Blessed are the peacemakers, for they shall be called children of God.
(Matthew 5:9)
There is a certain aura of distant horizons, of heaven and dreams and poetry about these words of Jesus, in spite of their familiarity. We would do better to read the word "blessed" as "happy" or "deeply contented"; but since these first 12 verses of the fifth chapter of Matthew's gospel account have always had the somewhat foreign name of "beatitudes," and probably always will, we have tended to spread a kind of halo over all of Jesus' preaching and proclamation.
When I was a boy, and later during World War I, the Sermon on the Mount was seen as suspended for the duration of our earthly existence. Theologians spoke quite openly of a "moratorium on the Sermon on the Mount," not realizing that by doing so they were giving Hitler and his brand of fascism a green light. By saying, "How can you love your enemy in this world?!", the kind of love Jesus preached was postponed to another world after this life.

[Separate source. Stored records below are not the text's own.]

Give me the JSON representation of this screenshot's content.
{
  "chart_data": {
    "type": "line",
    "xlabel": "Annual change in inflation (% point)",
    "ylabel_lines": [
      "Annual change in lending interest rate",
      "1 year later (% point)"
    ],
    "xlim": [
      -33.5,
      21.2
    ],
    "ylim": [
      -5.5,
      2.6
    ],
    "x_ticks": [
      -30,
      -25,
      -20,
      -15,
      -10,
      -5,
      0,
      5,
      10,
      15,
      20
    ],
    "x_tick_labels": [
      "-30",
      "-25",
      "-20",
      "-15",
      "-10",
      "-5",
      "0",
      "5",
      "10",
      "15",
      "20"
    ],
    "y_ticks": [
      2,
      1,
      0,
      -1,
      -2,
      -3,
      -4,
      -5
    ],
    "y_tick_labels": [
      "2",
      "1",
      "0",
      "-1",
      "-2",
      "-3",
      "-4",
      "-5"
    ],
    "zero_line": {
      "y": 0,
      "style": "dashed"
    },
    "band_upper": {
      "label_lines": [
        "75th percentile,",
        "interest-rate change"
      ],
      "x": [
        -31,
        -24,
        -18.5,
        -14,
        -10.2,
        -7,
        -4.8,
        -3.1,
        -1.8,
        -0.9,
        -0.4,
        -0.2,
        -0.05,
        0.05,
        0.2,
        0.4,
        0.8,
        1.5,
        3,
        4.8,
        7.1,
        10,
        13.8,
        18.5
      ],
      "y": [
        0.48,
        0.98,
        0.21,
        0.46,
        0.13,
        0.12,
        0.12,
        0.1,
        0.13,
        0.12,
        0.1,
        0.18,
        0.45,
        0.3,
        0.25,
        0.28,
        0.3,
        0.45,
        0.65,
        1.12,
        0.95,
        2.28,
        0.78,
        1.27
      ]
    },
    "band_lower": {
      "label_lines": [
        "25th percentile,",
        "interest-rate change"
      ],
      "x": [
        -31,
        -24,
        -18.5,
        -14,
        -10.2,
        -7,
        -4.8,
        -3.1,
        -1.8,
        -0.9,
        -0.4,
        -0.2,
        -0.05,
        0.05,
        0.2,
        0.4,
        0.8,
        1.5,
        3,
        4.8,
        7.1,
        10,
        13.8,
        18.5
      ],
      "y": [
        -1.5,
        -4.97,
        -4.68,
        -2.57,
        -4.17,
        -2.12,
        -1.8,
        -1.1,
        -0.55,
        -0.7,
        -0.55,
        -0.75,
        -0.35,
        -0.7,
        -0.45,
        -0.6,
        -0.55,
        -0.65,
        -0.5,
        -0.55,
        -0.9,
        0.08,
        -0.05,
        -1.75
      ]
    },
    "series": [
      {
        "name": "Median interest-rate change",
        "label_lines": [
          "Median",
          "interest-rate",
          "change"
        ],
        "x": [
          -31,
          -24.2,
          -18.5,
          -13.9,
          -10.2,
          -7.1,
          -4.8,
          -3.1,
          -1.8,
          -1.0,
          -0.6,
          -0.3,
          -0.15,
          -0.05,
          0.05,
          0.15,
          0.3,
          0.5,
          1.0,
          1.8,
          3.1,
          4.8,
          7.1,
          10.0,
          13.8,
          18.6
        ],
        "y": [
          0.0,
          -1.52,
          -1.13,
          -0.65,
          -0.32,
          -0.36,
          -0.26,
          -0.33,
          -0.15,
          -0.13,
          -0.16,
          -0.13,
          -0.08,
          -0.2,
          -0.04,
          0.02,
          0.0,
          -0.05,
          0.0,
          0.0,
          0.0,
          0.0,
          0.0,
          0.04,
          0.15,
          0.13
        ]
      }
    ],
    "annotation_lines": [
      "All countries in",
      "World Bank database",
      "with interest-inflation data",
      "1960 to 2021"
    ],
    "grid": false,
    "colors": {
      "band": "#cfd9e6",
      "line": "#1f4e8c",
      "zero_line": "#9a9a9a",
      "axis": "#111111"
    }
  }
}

It was a moment of great significance when, from my bunker cell in the Dachau concentration camp, I saw a fellow prisoner being hanged outside my window. I instinctively thought, "The poor fellow!"--and, "This damned gang of murderers!" And then suddenly a question bolted through my whole being: "What if Jesus had thought and expressed such a revengeful thought as he was hanging on the cross?" Then there would be no redemption, no wholeness, no peace, no shalom.
Jesus meant what he preached, in all seriousness, in all honesty, and knew full well who we are in our mortal existence when he said, "Happy are the peacemakers, for people will call them sons of God just as they have called me Son of God."